Sunday, June 24, 2018

Mardi Gras in Theory and Practice


Mardi Gras did not seem like it would be my kind of holiday. It is characterized, in popular stereotypes, by three things: beads, beer, and breasts. As a teetotaler, I do not drink beer. As a person of taste, I am disinclined to cover myself in plastic beads. And while I am theoretically pro-breasts, I feel no particular need to see them publicly displayed from second-floor balconies. Making the prospect even less appealing, my apartment is in the heart of the French Quarter, a place with unpleasantly high quantities of debauchery even in the off-season. (A man peed on my house the other week.) Mardi Gras promised to be a loud, messy spectacle, the worst of New Orleans magnified and multiplied. I had friends who were leaving town to escape it. They seemed wise.

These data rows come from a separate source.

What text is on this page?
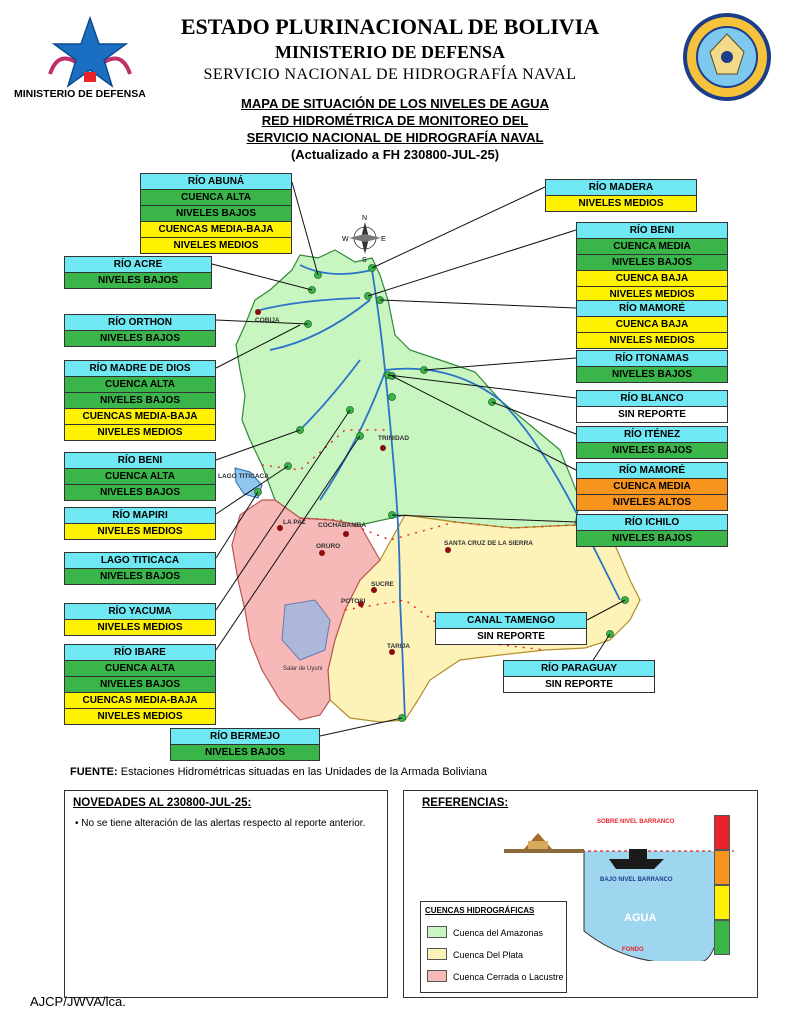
MINISTERIO DE DEFENSA
ESTADO PLURINACIONAL DE BOLIVIA
MINISTERIO DE DEFENSA
SERVICIO NACIONAL DE HIDROGRAFÍA NAVAL
MAPA DE SITUACIÓN DE LOS NIVELES DE AGUA
RED HIDROMÉTRICA DE MONITOREO DEL
SERVICIO NACIONAL DE HIDROGRAFÍA NAVAL
(Actualizado a FH 230800-JUL-25)
N
S
E
W
COBIJA
TRINIDAD
LA PAZ COCHABAMBA
ORURO	SANTA CRUZ DE LA SIERRA
SUCRE
POTOSI
TARIJA
LAGO TITICACA
Salar de Uyuni
RÍO ABUNÁ
CUENCA ALTA
NIVELES BAJOS
CUENCAS MEDIA-BAJA
NIVELES MEDIOS
RÍO ACRE
NIVELES BAJOS
RÍO ORTHON
NIVELES BAJOS
RÍO MADRE DE DIOS
CUENCA ALTA
NIVELES BAJOS
CUENCAS MEDIA-BAJA
NIVELES MEDIOS
RÍO BENI
CUENCA ALTA
NIVELES BAJOS
RÍO MAPIRI
NIVELES MEDIOS
LAGO TITICACA
NIVELES BAJOS
RÍO YACUMA
NIVELES MEDIOS
RÍO IBARE
CUENCA ALTA
NIVELES BAJOS
CUENCAS MEDIA-BAJA
NIVELES MEDIOS
RÍO BERMEJO
NIVELES BAJOS
RÍO MADERA
NIVELES MEDIOS
RÍO BENI
CUENCA MEDIA
NIVELES BAJOS
CUENCA BAJA
NIVELES MEDIOS
RÍO MAMORÉ
CUENCA BAJA
NIVELES MEDIOS
RÍO ITONAMAS
NIVELES BAJOS
RÍO BLANCO
SIN REPORTE
RÍO ITÉNEZ
NIVELES BAJOS
RÍO MAMORÉ
CUENCA MEDIA
NIVELES ALTOS
RÍO ICHILO
NIVELES BAJOS
CANAL TAMENGO
SIN REPORTE
RÍO PARAGUAY
SIN REPORTE
FUENTE: Estaciones Hidrométricas situadas en las Unidades de la Armada Boliviana
NOVEDADES AL 230800-JUL-25:
• No se tiene alteración de las alertas respecto al reporte anterior.
REFERENCIAS:
SOBRE NIVEL BARRANCO
BAJO NIVEL BARRANCO
AGUA
FONDO
CUENCAS HIDROGRÁFICAS
Cuenca del Amazonas
Cuenca Del Plata
Cuenca Cerrada o Lacustre
AJCP/JWVA/lca.
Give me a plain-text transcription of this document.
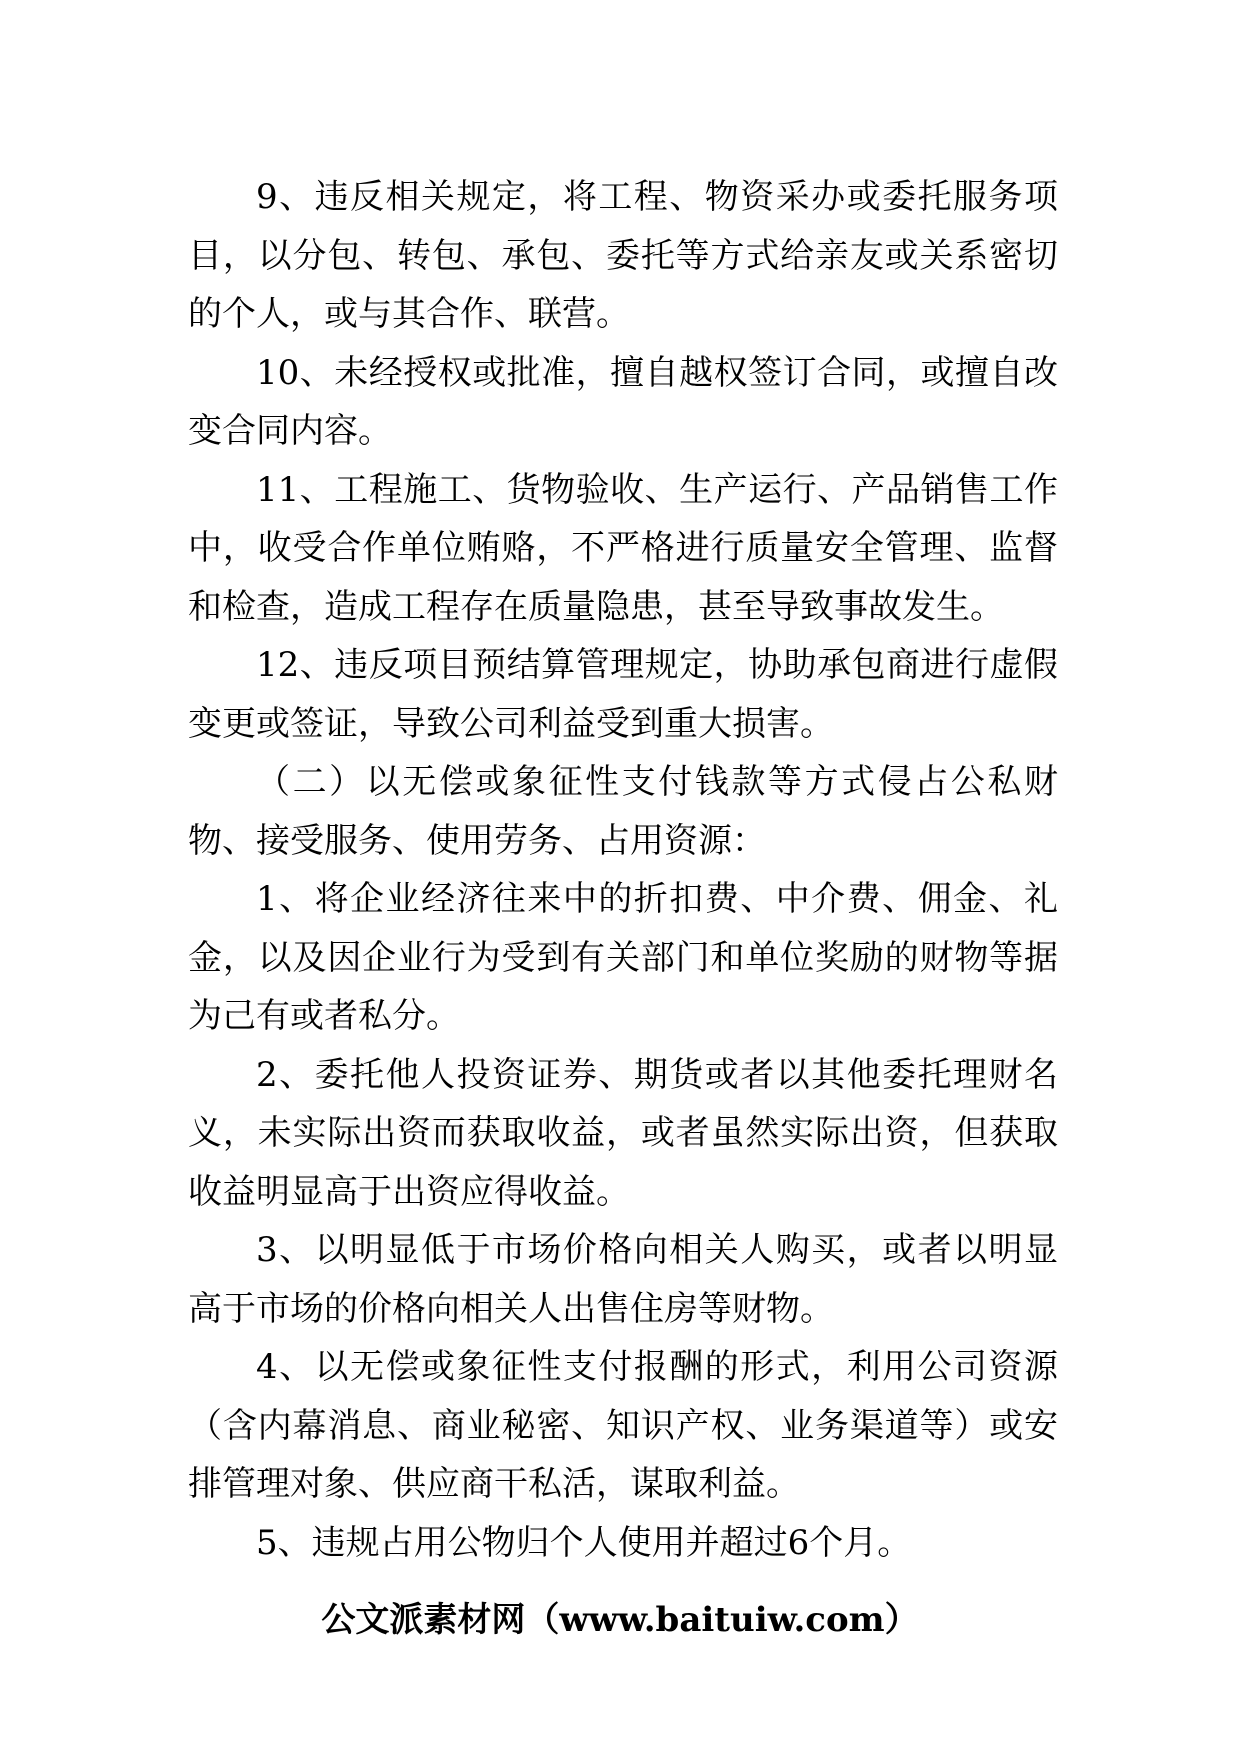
9、违反相关规定，将工程、物资采办或委托服务项目，以分包、转包、承包、委托等方式给亲友或关系密切的个人，或与其合作、联营。

10、未经授权或批准，擅自越权签订合同，或擅自改变合同内容。

11、工程施工、货物验收、生产运行、产品销售工作中，收受合作单位贿赂，不严格进行质量安全管理、监督和检查，造成工程存在质量隐患，甚至导致事故发生。

12、违反项目预结算管理规定，协助承包商进行虚假变更或签证，导致公司利益受到重大损害。

（二）以无偿或象征性支付钱款等方式侵占公私财物、接受服务、使用劳务、占用资源：

1、将企业经济往来中的折扣费、中介费、佣金、礼金，以及因企业行为受到有关部门和单位奖励的财物等据为己有或者私分。

2、委托他人投资证券、期货或者以其他委托理财名义，未实际出资而获取收益，或者虽然实际出资，但获取收益明显高于出资应得收益。

3、以明显低于市场价格向相关人购买，或者以明显高于市场的价格向相关人出售住房等财物。

4、以无偿或象征性支付报酬的形式，利用公司资源（含内幕消息、商业秘密、知识产权、业务渠道等）或安排管理对象、供应商干私活，谋取利益。

5、违规占用公物归个人使用并超过6个月。

公文派素材网（www.baituiw.com）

I also quickly began to realize what everyone from here knows already: it is not just a single day, “Fat Tuesday.” It is Carnival Season, a month-long celebration beginning in early January on Twelfth Night and lasting through Ash Wednesday. We are not talking about an afternoon of unusually heavy drinking by a throng of tourists on Bourbon Street. We are talking about over 50 parades, an influx of visitors that multiplies the city’s population by four, and a billion dollars in Mardi Gras related spending. A few weeks before everything descended into chaos, local news reported that the sewage department had extracted 92,000 pounds of leftover Mardi Gras beads from the city’s catch basins. I honestly did not understand how that many pounds of Mardi Gras beads could end up in the drainage system. I would soon understand.